Controlled Experiment is a method of data collection where loss measurement is done in a fully controlled environment either in the field or laboratory. It includes direct measurement of a pre-sampled area of production and follows the local harvesting and post-harvest handling practices on-farm and off-farm. They include crop cutting experiments, field trials and laboratory trials. This is a cost-intensive measurement that can benchmark interview-based surveys.
Modelled estimates refer to estimation of losses via statistical models.
Survey-based estimates apply where a survey and representative sample were designed to collected loss data.
Census data refer to loss data collected in the framework of Agricultural Census. In a census all the units in a population are surveyed in order to describe the agricultural census including to establish loss levels.
FAO’s Annual Agricultural Questionnaires are the tool used by FAO to collect official data from the countries annually. Loss data are collected with production and other utilizations of the commodities and reported in FAOSTAT in the Food balances domain.
Literature Review this is data compiled from review of articles, reports and journals on FLW
FLW Protocol: this is a reporting tool developed by the WRI and other stakeholder where different entities can report on loss and waste using a variety of methods. Entities can range from companies and cities to entire countries.

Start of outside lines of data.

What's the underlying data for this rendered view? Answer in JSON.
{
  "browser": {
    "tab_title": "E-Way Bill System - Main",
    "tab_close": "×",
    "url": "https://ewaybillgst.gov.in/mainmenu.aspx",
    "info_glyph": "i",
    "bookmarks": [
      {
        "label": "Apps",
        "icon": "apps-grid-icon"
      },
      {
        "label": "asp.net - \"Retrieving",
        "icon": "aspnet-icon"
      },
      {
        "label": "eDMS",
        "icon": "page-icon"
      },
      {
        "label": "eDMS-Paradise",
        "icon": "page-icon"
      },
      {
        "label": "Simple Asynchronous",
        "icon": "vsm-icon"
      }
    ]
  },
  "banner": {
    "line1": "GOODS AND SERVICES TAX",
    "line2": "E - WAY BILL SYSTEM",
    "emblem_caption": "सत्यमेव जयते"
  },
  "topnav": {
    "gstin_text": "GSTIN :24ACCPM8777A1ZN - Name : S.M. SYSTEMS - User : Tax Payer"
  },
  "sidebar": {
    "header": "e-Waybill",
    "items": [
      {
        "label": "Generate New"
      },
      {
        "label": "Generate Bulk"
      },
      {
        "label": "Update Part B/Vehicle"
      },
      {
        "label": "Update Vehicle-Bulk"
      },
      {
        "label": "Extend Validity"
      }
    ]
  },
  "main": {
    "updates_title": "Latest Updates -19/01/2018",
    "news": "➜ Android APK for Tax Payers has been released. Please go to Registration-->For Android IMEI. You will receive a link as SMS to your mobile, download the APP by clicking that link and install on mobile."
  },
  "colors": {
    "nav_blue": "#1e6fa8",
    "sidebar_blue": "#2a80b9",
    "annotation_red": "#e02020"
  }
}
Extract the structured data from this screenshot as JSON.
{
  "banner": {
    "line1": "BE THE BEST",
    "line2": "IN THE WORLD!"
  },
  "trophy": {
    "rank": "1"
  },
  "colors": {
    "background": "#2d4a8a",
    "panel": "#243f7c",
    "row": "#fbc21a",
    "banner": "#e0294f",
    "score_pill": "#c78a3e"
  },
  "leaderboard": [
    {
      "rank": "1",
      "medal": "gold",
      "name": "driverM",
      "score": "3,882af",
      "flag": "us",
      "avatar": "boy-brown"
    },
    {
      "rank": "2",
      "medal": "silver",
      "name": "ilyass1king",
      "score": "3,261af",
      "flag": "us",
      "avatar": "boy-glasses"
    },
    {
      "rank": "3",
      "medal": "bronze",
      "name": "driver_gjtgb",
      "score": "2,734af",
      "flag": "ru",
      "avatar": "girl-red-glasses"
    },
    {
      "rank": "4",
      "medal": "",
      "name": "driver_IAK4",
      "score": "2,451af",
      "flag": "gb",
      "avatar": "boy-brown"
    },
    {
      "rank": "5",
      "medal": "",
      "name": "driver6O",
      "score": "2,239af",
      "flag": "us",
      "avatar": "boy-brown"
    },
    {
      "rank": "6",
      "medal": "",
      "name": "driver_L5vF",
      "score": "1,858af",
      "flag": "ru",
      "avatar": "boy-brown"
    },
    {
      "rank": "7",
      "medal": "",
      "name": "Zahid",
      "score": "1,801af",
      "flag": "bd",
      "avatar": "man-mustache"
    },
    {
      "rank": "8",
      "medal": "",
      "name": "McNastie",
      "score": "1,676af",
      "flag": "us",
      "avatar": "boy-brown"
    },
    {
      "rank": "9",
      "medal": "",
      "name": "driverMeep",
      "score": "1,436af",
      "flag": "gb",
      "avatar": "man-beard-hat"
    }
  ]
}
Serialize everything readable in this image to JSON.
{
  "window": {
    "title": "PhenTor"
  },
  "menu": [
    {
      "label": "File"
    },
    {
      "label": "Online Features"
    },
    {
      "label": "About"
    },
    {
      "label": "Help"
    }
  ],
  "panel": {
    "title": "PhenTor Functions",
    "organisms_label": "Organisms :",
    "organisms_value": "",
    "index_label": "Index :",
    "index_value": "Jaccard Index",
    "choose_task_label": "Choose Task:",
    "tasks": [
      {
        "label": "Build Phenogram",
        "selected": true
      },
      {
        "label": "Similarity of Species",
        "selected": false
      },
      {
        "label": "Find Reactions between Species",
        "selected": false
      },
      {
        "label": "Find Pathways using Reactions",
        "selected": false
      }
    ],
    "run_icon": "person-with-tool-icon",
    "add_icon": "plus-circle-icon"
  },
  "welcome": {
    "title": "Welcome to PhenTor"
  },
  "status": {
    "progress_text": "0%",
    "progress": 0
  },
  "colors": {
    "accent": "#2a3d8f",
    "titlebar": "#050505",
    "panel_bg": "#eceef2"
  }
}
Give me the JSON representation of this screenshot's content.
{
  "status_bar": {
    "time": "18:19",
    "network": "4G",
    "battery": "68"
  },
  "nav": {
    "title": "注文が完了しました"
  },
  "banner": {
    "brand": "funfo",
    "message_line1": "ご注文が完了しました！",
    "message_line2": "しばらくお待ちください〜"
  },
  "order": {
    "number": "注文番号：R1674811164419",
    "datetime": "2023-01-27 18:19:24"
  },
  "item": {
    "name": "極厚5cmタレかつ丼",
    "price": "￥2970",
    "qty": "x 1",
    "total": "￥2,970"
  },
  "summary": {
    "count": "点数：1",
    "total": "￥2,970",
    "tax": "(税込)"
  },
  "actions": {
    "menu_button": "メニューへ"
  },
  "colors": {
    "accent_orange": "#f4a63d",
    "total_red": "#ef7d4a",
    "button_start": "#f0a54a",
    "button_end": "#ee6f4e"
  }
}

National Accounts loss data or estimates come from official sources and systems within country and have been used to compile the national accounts but may not have been reported in the annual agricultural production questionnaires.
Select to keep only top-10 SDG baskets
The focus of the SDG 12.3.1.a is to improve the data in the top 10 commodities selected for the country to track within the 2030 agenda. Clicking on this option will filter the data to the default top ten commodities by country.
However, FAO is collecting data where it is available and countries may report above and beyond the top 10 commodities and studies, so all data in the database is available.
Select to show also groups and other broadly defined products
This option when selected will display the data including all broadly defined groups e.g. cereals, pulses, fruits etc.